CINTAKU
BERKAWAN MERAPI
Aku
masih ingat jelas hari itu. Hari dimana aku harus kehilangan
seseorang yang telah membawa separuh dari hidupku. Dan kini tepat 2
tahun kepergiannya. Aku masih begitu mengenangnya. Senyumnya,
tingkahnya, bahkan setiap bait ucapannya yang selalu bisa menenangkan
hatiku.
Aku
Metaliana Putri, akrab disapa Meta. Saat ini aku sedang menempuh
pasca sarjana di salah satu perguruan tinggi swasta di kotaku. Dan
dia adalah Reza Saputra, sosok yang selalu bisa membuatku nyaman saat
ada disampingnya. Tapi mungkin dia lebih nyaman di tempatnya saat
ini, tempat dimana Ia merasa lebih dekat dengan Tuhannya. Aku tahu
persis itu.
***
21
Desember 2010
Ku
lihat dia cukup sibuk mempersiapkan segala sesuatunya. Hari ini
kampus kami akan mengirim beberapa relawan untuk membantu korban
bencana meletusnya gunung merapi. Sekilas tampak keletihan di
wajahnya, tapi aku tahu dia. Dia tidak akan berhenti, hingga Ia
menyelesaikan tanggung jawab yang dibebankan padanya.

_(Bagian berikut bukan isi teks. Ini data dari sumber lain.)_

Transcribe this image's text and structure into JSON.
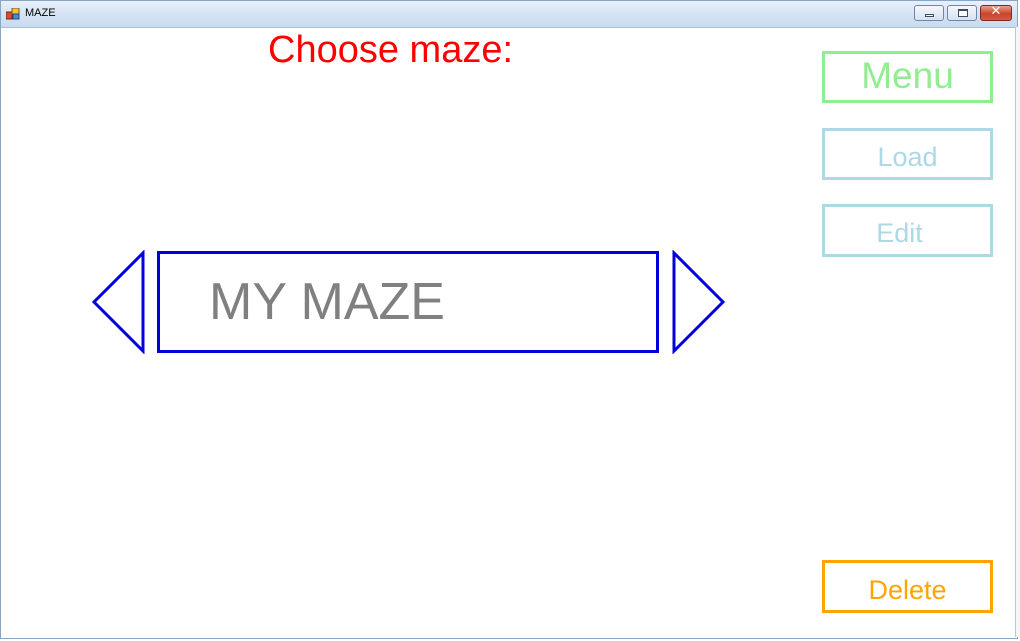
{
  "window": {
    "title": "MAZE",
    "close_glyph": "✕",
    "icons": {
      "app": "app-icon",
      "minimize": "minimize-icon",
      "maximize": "maximize-icon",
      "close": "close-icon"
    }
  },
  "main": {
    "heading": "Choose maze:",
    "heading_color": "#ff0000",
    "selected_maze": "MY MAZE",
    "prev_icon": "triangle-left-icon",
    "next_icon": "triangle-right-icon",
    "selector_color": "#0000dd"
  },
  "sidebar": {
    "menu_label": "Menu",
    "load_label": "Load",
    "edit_label": "Edit",
    "delete_label": "Delete",
    "colors": {
      "menu": "#90ee90",
      "load": "#add8e6",
      "edit": "#add8e6",
      "delete": "#ffa500"
    }
  }
}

Sepertinya dia baru menyadari kehadiranku, Setelah segala sesuatunya
selesai. Tampak ia tergesa – gesa menghampiriku. Ku serahkan
sebotol minuman yang memang kusiapkan untuknya
“Sudah
selesai semua Mas?” tanyaku
“Sudah
kok Dik, tinggal berangkat saja” jawabnya tanpa memperhatikanku
“Mas
beneran berangkat juga?” ragu – ragu aku berkata seperti itu
“Iya
dong, masak ketua panitia nggak ikut berangkat?” jawabnya terlihat
mantap
“Tapi
Mas....” belum sempat aku meneruskan ucapanku
“Aku
akan baik – baik aja kok Dik, Kamu percaya sama Aku kan?”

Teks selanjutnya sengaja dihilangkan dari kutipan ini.